Introduction: Molar pregnancy is more commonly seen in South East Asia, women in extreme age group and those with previous history of molar. The local incidence of molar is around 2-3 per 1,000 deliveries. Complications include thyrotoxicosis, persistent gestational trophoblastic disease (GTD), choriocarcinoma and thyroid storm. Complete moles have the highest incidence of thyrotoxicosis and predominantly affect younger women.
Case Illustration: Madam Y 42 years-old Para 8 had intermittent spotting for past 1 month. Her abdomen is 20 weeks size with a beta human chorionic gonadotrophin level of 1.1 Million IU. Blood pressure is on the higher side and she’s anaemic hence was transfused and planned for suction. However the operation was delayed due to social reason and uncontrolled blood pressure despite on 3 antihypertensive agents. The thyroid gland was of normal size. She later complained of severe epigastric pain not responding to H2 blocker. Investigations showed thrombocytopenia, free T4 133, TSH 0.01 and proteinuria. Liver and renal function remains normal. Magnesium Sulphate was commenced and proceeded with surgery where 800 mls of product of conception with vesicles removed. Post evacuation, drastic clinical improvement was seen with normalisation of blood pressure without requiring any antihypertensive. Beta HCG level dropped to 1,000 iu, Free T4 to 58 and platelets increased to 115.
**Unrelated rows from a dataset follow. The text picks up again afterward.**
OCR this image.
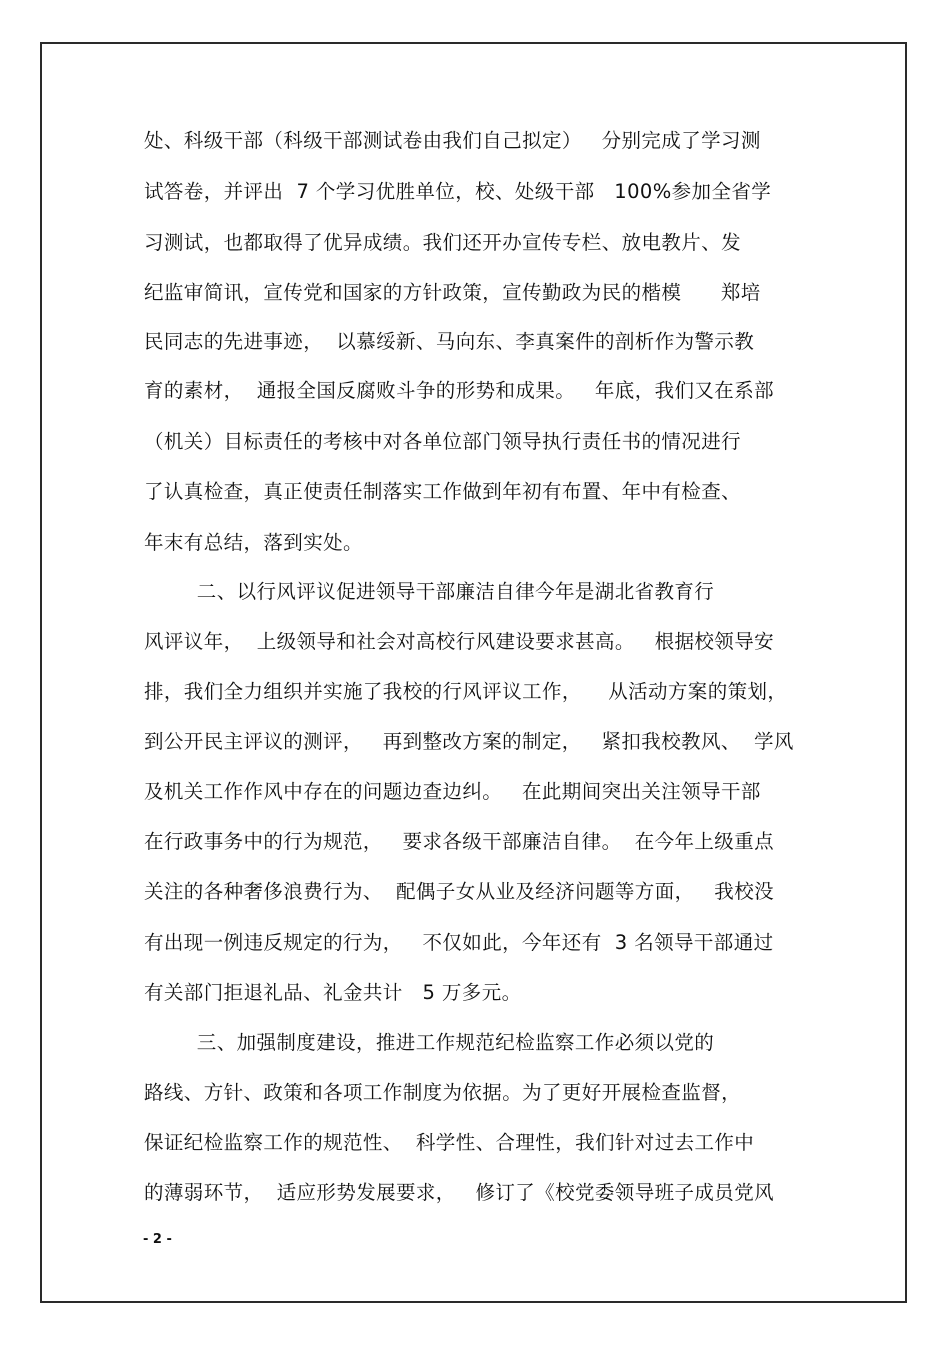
处、科级干部（科级干部测试卷由我们自己拟定）   分别完成了学习测
试答卷，并评出  7 个学习优胜单位，校、处级干部   100%参加全省学
习测试，也都取得了优异成绩。我们还开办宣传专栏、放电教片、发
纪监审简讯，宣传党和国家的方针政策，宣传勤政为民的楷模      郑培
民同志的先进事迹，  以慕绥新、马向东、李真案件的剖析作为警示教
育的素材，  通报全国反腐败斗争的形势和成果。   年底，我们又在系部
（机关）目标责任的考核中对各单位部门领导执行责任书的情况进行
了认真检查，真正使责任制落实工作做到年初有布置、年中有检查、
年末有总结，落到实处。
二、以行风评议促进领导干部廉洁自律今年是湖北省教育行
风评议年，  上级领导和社会对高校行风建设要求甚高。   根据校领导安
排，我们全力组织并实施了我校的行风评议工作，    从活动方案的策划，
到公开民主评议的测评，   再到整改方案的制定，   紧扣我校教风、  学风
及机关工作作风中存在的问题边查边纠。   在此期间突出关注领导干部
在行政事务中的行为规范，   要求各级干部廉洁自律。  在今年上级重点
关注的各种奢侈浪费行为、  配偶子女从业及经济问题等方面，   我校没
有出现一例违反规定的行为，   不仅如此，今年还有  3 名领导干部通过
有关部门拒退礼品、礼金共计   5 万多元。
三、加强制度建设，推进工作规范纪检监察工作必须以党的
路线、方针、政策和各项工作制度为依据。为了更好开展检查监督，
保证纪检监察工作的规范性、  科学性、合理性，我们针对过去工作中
的薄弱环节，  适应形势发展要求，   修订了《校党委领导班子成员党风
- 2 -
Discussion: GTD with thyrotoxicosis is a rare clinical scenario but it causes severe clinical consequences. Even though symptoms may not be obvious and urine pregnancy test may be negative, clinician should consider GTD as their differential diagnosis. Early diagnosis and prompt evacuation is the cornerstone of treatment to avoid complications such as massive hemorrhage, thyrotoxicosis and preeclampsia. Thyroid storm is associated with high morbidity and mortality. Physiological changes and symptoms in early pregnancy such as nausea, vomiting, palpitation, dyspepsia and epigastric pain might mask the symptoms of impending thyroid storm secondary to a molar pregnancy. Hence clinicians need to have high index of suspicion and prompt action in managing GTD. With the availability of ultrasound machine more common in modern medicine diagnosis should not be missed and need to be confirmed histopathologically.
Conclusion: Malaysian population and also clinician should be made more aware with the complications following molar and persistent GTD. It can recur in subsequent pregnancy regardless the outcome of the pregnancy. Importance of proper follow up, monitoring and contraception should be enforced as GTD may lead to cancerous changes.